Learning Objectives
By the end of this section, you will be able to:
- Define parallel computing and related terminology
- Discuss parallel programming approaches
So far, our programs have run on a single at a time and the assumption is that the underlying machine only supported a single GPU core. A CPU core is a chip consisting of billions of transistors that function according to an instruction or opcode. It is like a single processor. While there is a lot that we can do with these single-core programs, there is also a need for programs to run in parallel, meaning that they execute code on multiple CPUs, cores, or computers at the same time. In parallel programming, bigger tasks are split into smaller ones, and they are processed in parallel, sharing the same memory. Parallel programming is trending toward being increasingly needed and widespread as time goes on. Many computers now come equipped with a graphics processing unit (GPU), which is a massively parallel processor that supplements a CPU. GPUs were originally designed for rendering real-time graphics in video games and are sometimes called “video cards.” A typical GPU has thousands of cores, although each is weaker than a CPU core. Parallel techniques are essential for making use of GPUs.
Parallel Computing Overview
In the 20th century, a computer typically had only one processor.
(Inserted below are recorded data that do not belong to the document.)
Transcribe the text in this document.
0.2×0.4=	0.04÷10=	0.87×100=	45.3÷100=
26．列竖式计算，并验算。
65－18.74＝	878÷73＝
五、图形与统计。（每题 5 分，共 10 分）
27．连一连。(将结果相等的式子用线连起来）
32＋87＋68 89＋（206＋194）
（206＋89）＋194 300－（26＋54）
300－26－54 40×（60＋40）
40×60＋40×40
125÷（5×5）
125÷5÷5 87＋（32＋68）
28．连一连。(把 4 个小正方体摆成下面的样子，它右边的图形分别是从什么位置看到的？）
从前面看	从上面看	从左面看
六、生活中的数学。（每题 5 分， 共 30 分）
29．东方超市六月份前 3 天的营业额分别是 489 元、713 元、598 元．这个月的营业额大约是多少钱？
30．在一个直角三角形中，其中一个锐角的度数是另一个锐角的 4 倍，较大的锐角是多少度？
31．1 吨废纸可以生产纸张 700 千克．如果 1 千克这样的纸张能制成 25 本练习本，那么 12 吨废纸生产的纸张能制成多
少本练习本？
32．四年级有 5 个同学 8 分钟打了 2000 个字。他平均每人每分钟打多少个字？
Now, a CPU chip typically holds not just one processor, but multiple processors built into a single computer chip. Each individual processor built into a CPU is a core. A multicore processor is a CPU chip that has multiple cores. Multicore CPUs are prevalent; smartphones and budget PCs typically have two to four cores, and high-end PCs have eight or more cores. The trend is for these core counts to increase over time.
By default, a program runs on one core at a time. That means that a four-core computer can run up to four programs at full speed at the same time. That capability is occasionally useful, but more often a user wants a single high-demand program to make full use of their computer. This is the case with productivity software, games, embedded systems, and Web server software. For this to work, the program needs to be coded in a way that explicitly divides work among multiple cores.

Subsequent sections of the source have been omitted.